A budget deal between the Republican-controlled Legislature and the Democratic Wolf administration could be elusive. That would not stop commonwealth employees from being paid, due to a 2009 court ruling. The commonwealth would also have authority to pay for critical functions, like state prison meals and human services.But a months-long deadlock could halt state aid to schools, as well as to counties and nonprofits that provide social services.

“By the second month, which would in our case be August, most agencies will feel the pinch,” said Don Goughler, who spent his career working for Pittsburgh-area nonprofits, and now provides their executives support as the Executive in Residence at The Forbes Funds. “By the third month, it will become very, very serious.”

It’s a cash-flow problem. If state funding dries up, it could hinder the work of groups that provide foster care, residential services for children, drug and alcohol counseling, in-home care for people with disabilities.

“One of the challenges with nonprofit agencies, particularly in the social services area, is approximately 70 percent of our budget is made up of personnel costs,” said Goughler, “because much of what we do is face-to-face, person-to-person types of activities.”
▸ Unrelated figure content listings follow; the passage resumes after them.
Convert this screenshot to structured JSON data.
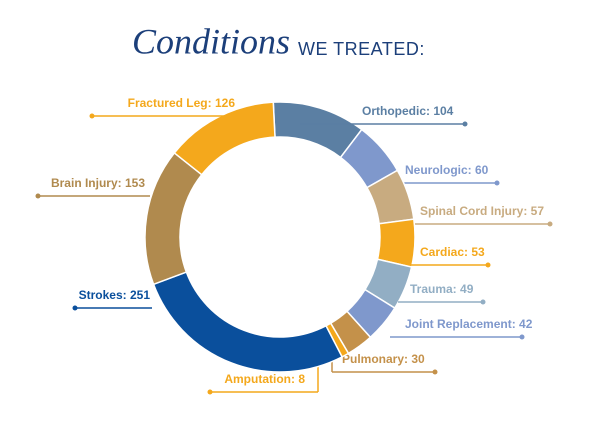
{
  "chart_data": {
    "type": "donut",
    "title": "Conditions",
    "subtitle": "WE TREATED:",
    "value_labels": [
      "Orthopedic: 104",
      "Neurologic: 60",
      "Spinal Cord Injury: 57",
      "Cardiac: 53",
      "Trauma: 49",
      "Joint Replacement: 42",
      "Pulmonary: 30",
      "Amputation: 8",
      "Strokes: 251",
      "Brain Injury: 153",
      "Fractured Leg: 126"
    ],
    "values": [
      104,
      60,
      57,
      53,
      49,
      42,
      30,
      8,
      251,
      153,
      126
    ],
    "colors": [
      "#5b7fa3",
      "#7f98cc",
      "#c8ab80",
      "#f4a81c",
      "#92aec4",
      "#7f98cc",
      "#c4914a",
      "#f4a81c",
      "#0a4f9c",
      "#b08a4e",
      "#f4a81c"
    ]
  }
}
Nonprofits are being urged to find back-up plans in the event of a protracted stalemate – delaying purchases, lining up emergency funding options, inquiring about a line of credit at their bank.

What makes this potential budget standoff unique, Goughler said, is that it comes at a time when most nonprofits don’t have much surplus funding from past years.

“The funding for most social services in Pennsylvania – actually around the country – over the past five years has been flat,” said Goughler. “And in many cases, many programs have had cuts ... so there hasn’t been the capacity to build the surpluses.”